The souk takes place on Wednesdays and Sundays, and a visit is like travelling back in time. You’ll find yourself in the Middle Ages surrounded by people selling spices, vegetables, jewelry, donkeys, goats, sheep and Versace’s spring collection. You’ll no doubt be accosted by some charming young boys, all claiming to be on the board of B&R and qualified to guide you around the souk and help you buy. Don’t worry, they generally ensure that you see highlights like the donkey car park and the date section, and will be happy to “interpret” for you.
What you do need to know is that anyone who helps you buy, translates for you, or acts as an intermediary of any sort in a transaction is likely to get a commission on your purchases from the vendor. There is no way of avoiding this and it is an integral part of Moroccan commerce. Therefore you need not tip them unless you specifically requested their services and did not buy. (In this case, 20 dirhams is fine.) In terms of haggling, whether it be for rugs, clothing or jewelry, the idea is to start at a tenth of the asking price and work up, knowing what your last price will be and sticking to it.
You should also know that if you are in a group of several people thinking of buying, say, rugs, and the perspective buyers are slow in closing deals, the first person to close will often get a relatively low price in order to start the “buying fever.” If you reach a stalemate and don’t want to compromise, try walking away—it often works.
The bottom line is that Moroccans are superb salespeople, and any transaction can be a tremendous opportunity for some fascinating cultural insights.
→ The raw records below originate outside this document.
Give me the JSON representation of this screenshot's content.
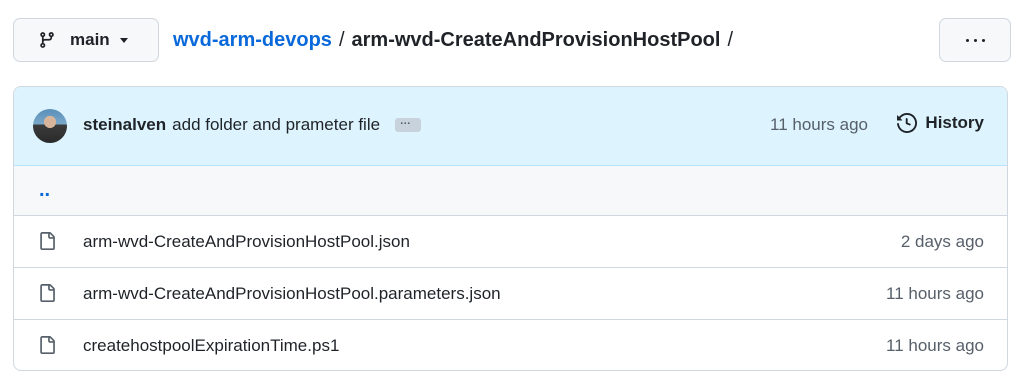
{
  "branch": {
    "label": "main",
    "icon": "git-branch-icon"
  },
  "breadcrumb": {
    "repo": "wvd-arm-devops",
    "separator": "/",
    "folder": "arm-wvd-CreateAndProvisionHostPool",
    "trailing": "/"
  },
  "more_button": {
    "icon": "kebab-horizontal-icon"
  },
  "commit": {
    "author": "steinalven",
    "message": "add folder and prameter file",
    "ellipsis": "…",
    "time": "11 hours ago",
    "history_label": "History"
  },
  "parent_dir": "..",
  "files": [
    {
      "name": "arm-wvd-CreateAndProvisionHostPool.json",
      "age": "2 days ago",
      "icon": "file-icon"
    },
    {
      "name": "arm-wvd-CreateAndProvisionHostPool.parameters.json",
      "age": "11 hours ago",
      "icon": "file-icon"
    },
    {
      "name": "createhostpoolExpirationTime.ps1",
      "age": "11 hours ago",
      "icon": "file-icon"
    }
  ],
  "colors": {
    "link": "#0969da",
    "commit_bg": "#ddf4ff",
    "border": "#d0d7de",
    "muted": "#57606a"
  }
}
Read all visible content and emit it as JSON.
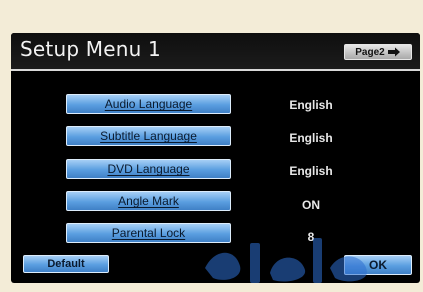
{
  "screen": {
    "title": "Setup Menu 1",
    "page_button_label": "Page2",
    "page_button_icon": "arrow-right-icon"
  },
  "menu": {
    "items": [
      {
        "label": "Audio Language",
        "value": "English"
      },
      {
        "label": "Subtitle Language",
        "value": "English"
      },
      {
        "label": "DVD Language",
        "value": "English"
      },
      {
        "label": "Angle Mark",
        "value": "ON"
      },
      {
        "label": "Parental Lock",
        "value": "8"
      }
    ]
  },
  "footer": {
    "default_label": "Default",
    "ok_label": "OK"
  },
  "colors": {
    "button_blue": "#5a9ee0",
    "screen_bg": "#000000",
    "frame_bg": "#f3ecd7"
  }
}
If you do decide to brave this ancient game with the pros, remember to laugh and smile a lot—a relentless sense of humour is essential in dealings with Moroccans. It is also better never to ask the price of the object you really want—a dead giveaway. Instead, inquire about the less attractive item beside it.
Never go back on a price you have already agreed to pay. This is culturally offensive. Once you shake hands, you are 100% committed.
Most importantly, sit back and enjoy the haggling—and try not to think about the generous margins enjoyed by Bloomingdale’s back home.